Aun así, Slim concentra 47 por ciento del total, o lo que es lo mismo, 5.6 por ciento del producto interno bruto para él solito. Para este empresario la economía sí ha funcionado de maravilla, porque en los pasados 26 años (de 1991, cuando por primera vez apareció en Forbes, al cierre de 2017) su fortuna se incrementó la friolera de 4 mil 100 por ciento, a razón promedio anual en el periodo de 158 por ciento, contra 2 por ciento de crecimiento de la economía, una diferencia de 79 tantos en favor, claro está, del empresario.

Sólo en 2017 la fortuna de Slim se incrementó 23 por ciento respecto del año previo y la del tóxico Larrea 25 por ciento (con eso paga favores en juzgados y medios de comunicación para intentar acabar con sus enemigos, aunque no siempre le funciona). En cambio, la de Bailleres declinó 0.9 por ciento (parece que la medallita que le otorgó el Senado no le funcionó).

Pero no sólo ellos: en 2017, la fortuna del empresario de los abonos chiquitos y las ganancias descomunales, Ricardo Salinas Pliego, aumentó 97 por ciento y Eva Gonda de Rivera, viuda de Eugenio Garza Lagüera (Don Eugenione en su momento), 27 por ciento. Todo ello con una economía que crece 2 por ciento.

¿Cómo le hacen para ser tan exitosos? De entrada la norma es que sus jugosísimos negocios los hacen con bienes de la nación, que gozan por medio de adjudicación directa de ex paraestatales, concesiones, generosos cuan abundantes contratos públicos y, desde luego, fructíferas relaciones políticas, que incluyen financiamientos a las campañas, y muchas, muchísimas facilidades fiscales.

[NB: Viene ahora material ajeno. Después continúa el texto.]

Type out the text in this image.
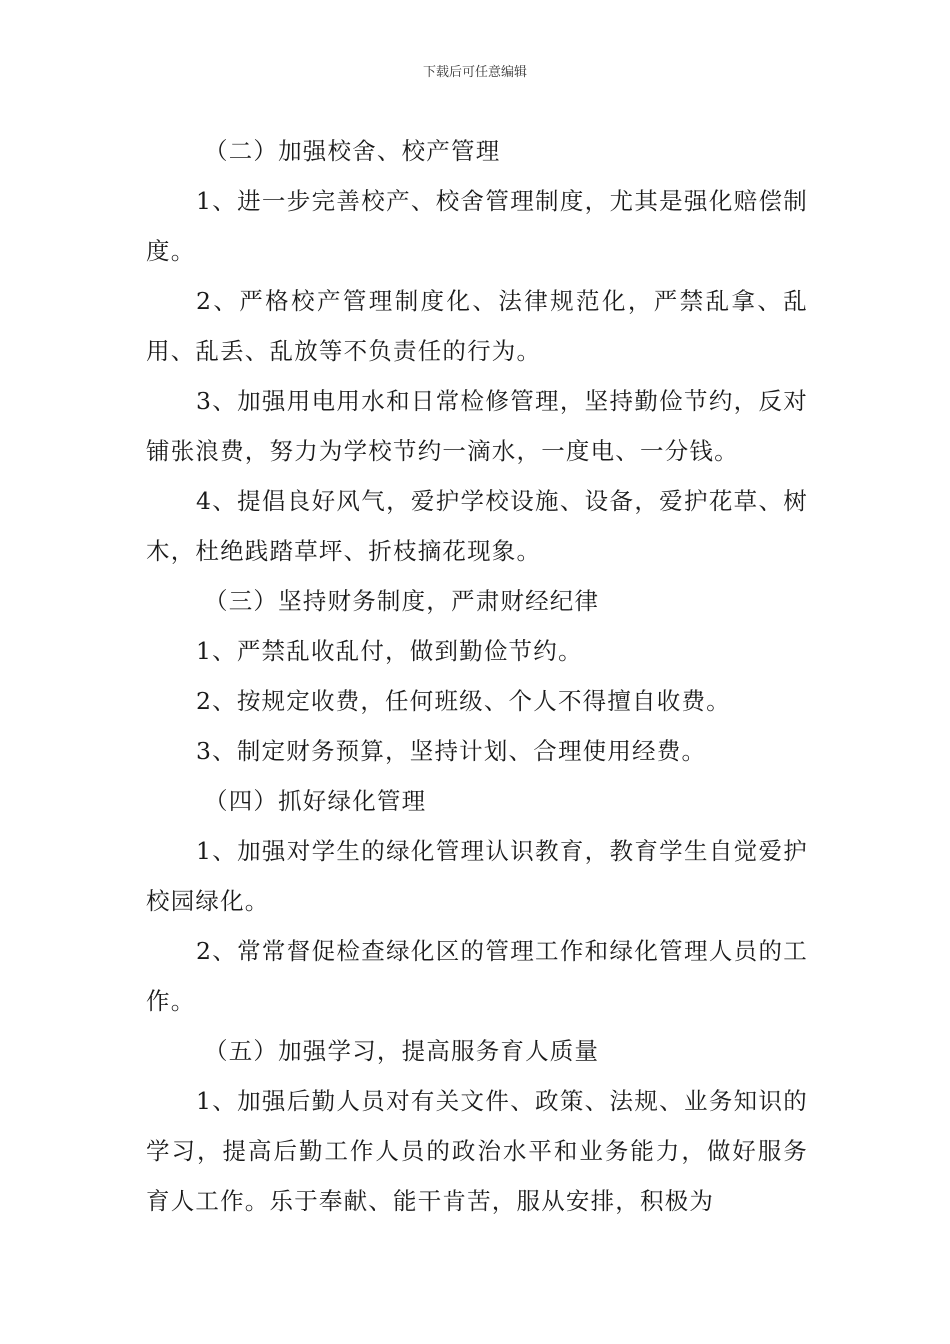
下载后可任意编辑

（二）加强校舍、校产管理

1、进一步完善校产、校舍管理制度，尤其是强化赔偿制度。

2、严格校产管理制度化、法律规范化，严禁乱拿、乱用、乱丢、乱放等不负责任的行为。

3、加强用电用水和日常检修管理，坚持勤俭节约，反对铺张浪费，努力为学校节约一滴水，一度电、一分钱。

4、提倡良好风气，爱护学校设施、设备，爱护花草、树木，杜绝践踏草坪、折枝摘花现象。

（三）坚持财务制度，严肃财经纪律

1、严禁乱收乱付，做到勤俭节约。

2、按规定收费，任何班级、个人不得擅自收费。

3、制定财务预算，坚持计划、合理使用经费。

（四）抓好绿化管理

1、加强对学生的绿化管理认识教育，教育学生自觉爱护校园绿化。

2、常常督促检查绿化区的管理工作和绿化管理人员的工作。

（五）加强学习，提高服务育人质量

1、加强后勤人员对有关文件、政策、法规、业务知识的学习，提高后勤工作人员的政治水平和业务能力，做好服务育人工作。乐于奉献、能干肯苦，服从安排，积极为
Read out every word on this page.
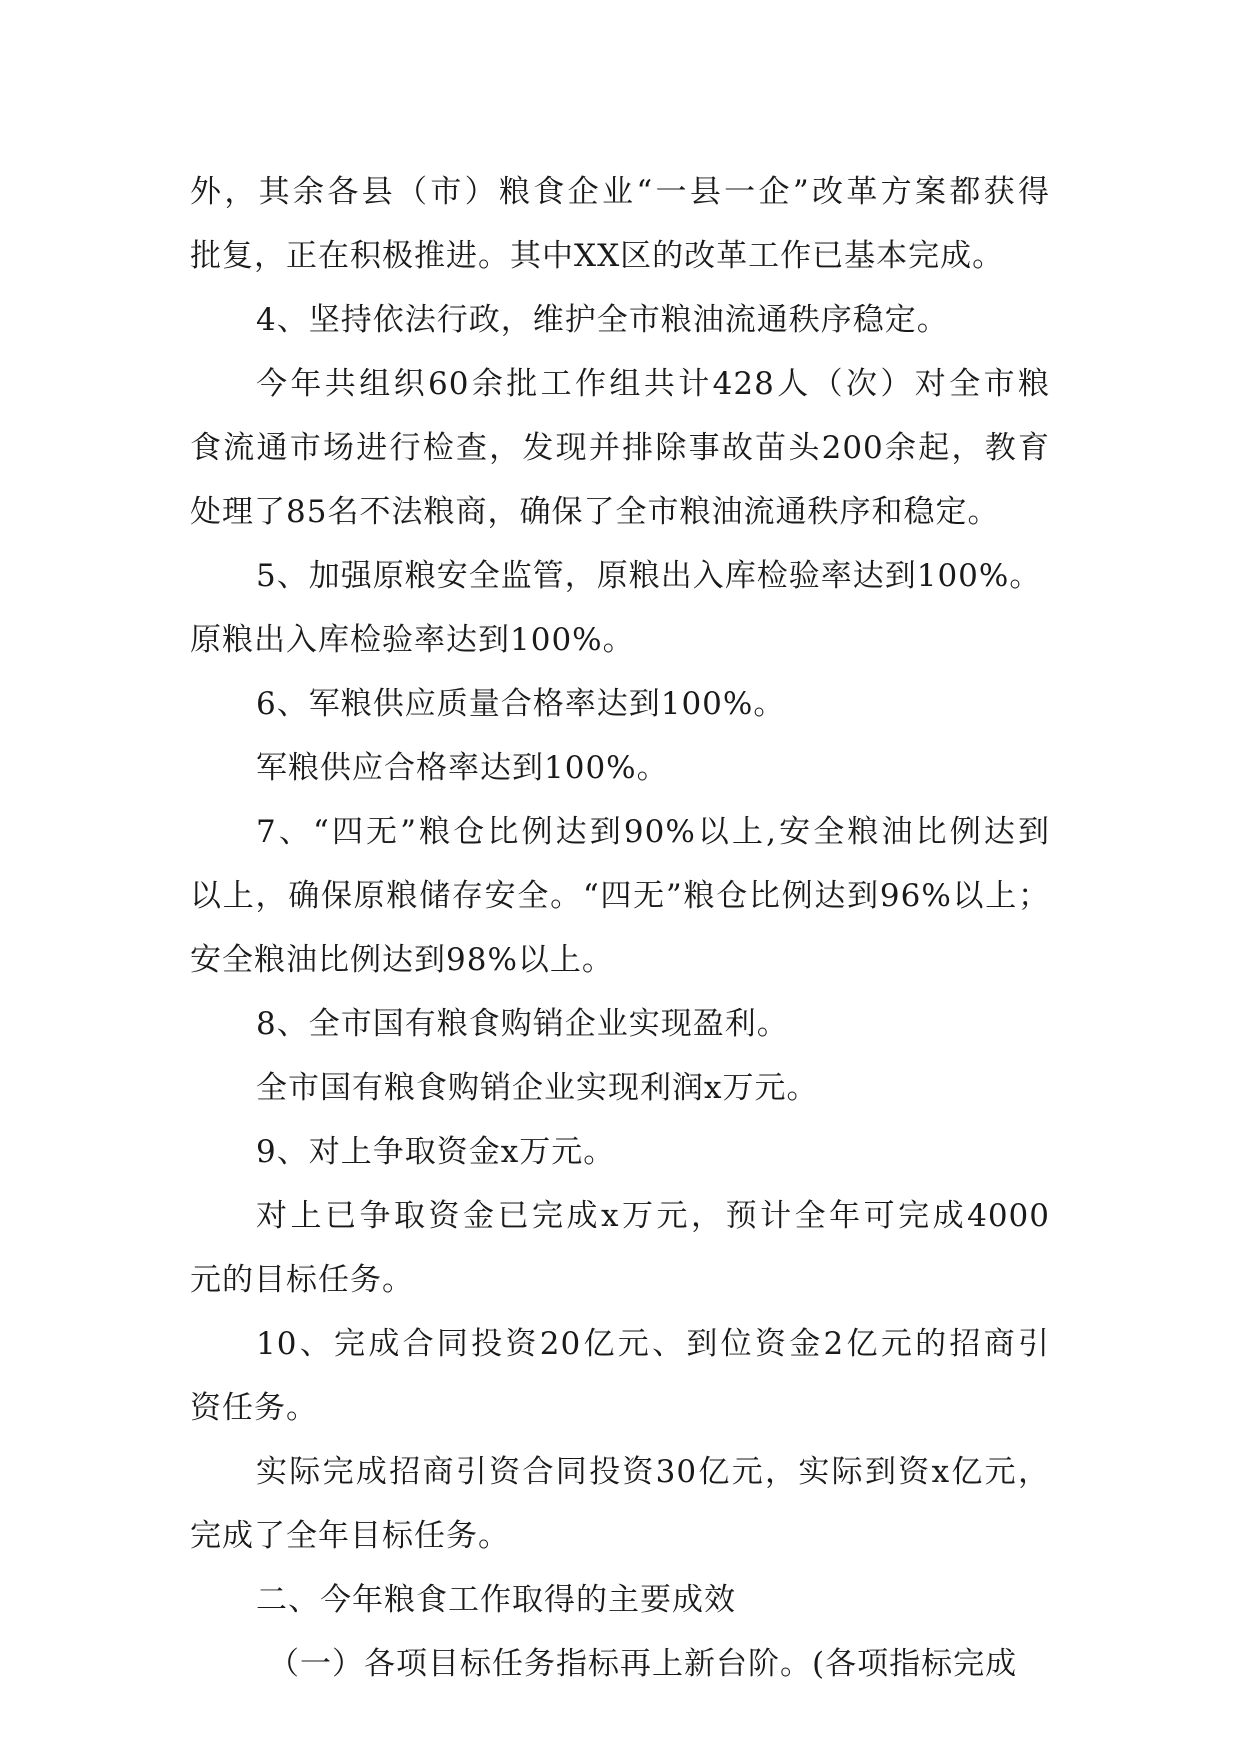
外，其余各县（市）粮食企业“一县一企”改革方案都获得
批复，正在积极推进。其中XX区的改革工作已基本完成。
4、坚持依法行政，维护全市粮油流通秩序稳定。
今年共组织60余批工作组共计428人（次）对全市粮
食流通市场进行检查，发现并排除事故苗头200余起，教育
处理了85名不法粮商，确保了全市粮油流通秩序和稳定。
5、加强原粮安全监管，原粮出入库检验率达到100%。
原粮出入库检验率达到100%。
6、军粮供应质量合格率达到100%。
军粮供应合格率达到100%。
7、“四无”粮仓比例达到90%以上,安全粮油比例达到
以上，确保原粮储存安全。“四无”粮仓比例达到96%以上；
安全粮油比例达到98%以上。
8、全市国有粮食购销企业实现盈利。
全市国有粮食购销企业实现利润x万元。
9、对上争取资金x万元。
对上已争取资金已完成x万元，预计全年可完成4000
元的目标任务。
10、完成合同投资20亿元、到位资金2亿元的招商引
资任务。
实际完成招商引资合同投资30亿元，实际到资x亿元，
完成了全年目标任务。
二、今年粮食工作取得的主要成效
（一）各项目标任务指标再上新台阶。(各项指标完成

Por ejemplo, telecomunicaciones, minería, banca (y su rescate, desde luego), petroquímica (la originalmente clasificada como estratégica, es decir, reservada al Estado), acero, carreteras (también con su respectivo rescate), ingenios azucareros, petróleo y un larguísimo etcétera, o lo que es lo mismo, producto del desmantelamiento del aparato productivo del Estado.

De acuerdo con lo publicado por La Jornada (Roberto González Amador) el listado de megarricos mexicanos lo completan María Asunción Aramburuzabala (5 mil 900 millones de dólares), Juan Francisco Beckman Vidal (5 mil 700 millones); Jerónimo Arango (4 mil 300), Antonio del Valle (3 mil 400) y José y Francisco José Calderón (2 mil 900).

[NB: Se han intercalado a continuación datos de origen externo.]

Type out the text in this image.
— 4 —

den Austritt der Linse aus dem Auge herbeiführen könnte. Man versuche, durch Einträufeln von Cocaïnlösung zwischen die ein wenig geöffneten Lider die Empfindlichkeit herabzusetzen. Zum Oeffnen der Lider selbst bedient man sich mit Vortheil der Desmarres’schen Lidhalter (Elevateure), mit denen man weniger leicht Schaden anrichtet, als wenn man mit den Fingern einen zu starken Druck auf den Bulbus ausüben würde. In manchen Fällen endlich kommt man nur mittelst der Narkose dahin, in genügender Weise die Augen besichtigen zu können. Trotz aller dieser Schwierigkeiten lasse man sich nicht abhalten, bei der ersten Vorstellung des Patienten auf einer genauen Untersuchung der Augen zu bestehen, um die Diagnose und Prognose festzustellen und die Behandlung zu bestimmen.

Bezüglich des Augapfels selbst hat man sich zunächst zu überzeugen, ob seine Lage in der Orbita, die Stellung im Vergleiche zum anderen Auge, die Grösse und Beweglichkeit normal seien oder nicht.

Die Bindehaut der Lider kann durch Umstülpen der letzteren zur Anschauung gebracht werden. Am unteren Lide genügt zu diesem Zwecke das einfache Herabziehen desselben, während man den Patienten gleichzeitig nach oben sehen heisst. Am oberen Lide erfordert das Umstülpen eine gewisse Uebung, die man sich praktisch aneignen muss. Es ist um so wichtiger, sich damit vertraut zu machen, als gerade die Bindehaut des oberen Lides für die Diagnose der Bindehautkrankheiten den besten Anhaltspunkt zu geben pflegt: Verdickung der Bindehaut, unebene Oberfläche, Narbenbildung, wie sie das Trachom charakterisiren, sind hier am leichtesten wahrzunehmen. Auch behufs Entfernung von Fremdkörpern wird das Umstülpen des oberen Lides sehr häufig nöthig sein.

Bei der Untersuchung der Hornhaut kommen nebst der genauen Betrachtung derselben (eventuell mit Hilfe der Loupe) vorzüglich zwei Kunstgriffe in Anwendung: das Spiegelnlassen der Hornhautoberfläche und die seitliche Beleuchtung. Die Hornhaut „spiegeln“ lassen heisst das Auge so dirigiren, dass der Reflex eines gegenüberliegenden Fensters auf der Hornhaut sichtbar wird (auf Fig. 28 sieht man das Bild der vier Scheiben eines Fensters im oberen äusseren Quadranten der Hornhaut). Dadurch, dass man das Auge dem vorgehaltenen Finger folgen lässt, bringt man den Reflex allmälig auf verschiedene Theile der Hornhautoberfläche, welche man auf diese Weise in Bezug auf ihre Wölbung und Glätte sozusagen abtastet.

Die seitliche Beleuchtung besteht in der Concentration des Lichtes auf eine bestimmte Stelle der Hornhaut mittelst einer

De igual forma, Carlos Hank Rhon (heredero de El Profesor, 2 mil millones), Roberto Hernández (mil 900), Emilio Azcárraga (mil 700), Rufino Vigil González (mil 400), David Peñaloza Alanís (mil 300) y Alfredo Harp (mil 200).

Todo eso y mucho más porque no se incluyen los dineros guardados en paraísos fiscales, colchones, alcancías y tandas, mientras millones de mexicanos sudan abundante y permanentemente porque nunca llegan a la siguiente quincena, y millones más de plano no tienen para comer.

Entonces, ¿qué tan razonablemente bien funciona la economía mexicana?

Las rebanadas del pastel

Que dice la vocera del esquizoide de la Casa Blanca, Sarah Sanders, que México, Canadá y posiblemente otros países podrían quedar exentos de los arance- les a la importación de acero y aluminio que planea Estados Unidos por razones de seguridad nacional. Ya, pero ¿a cambio de qué?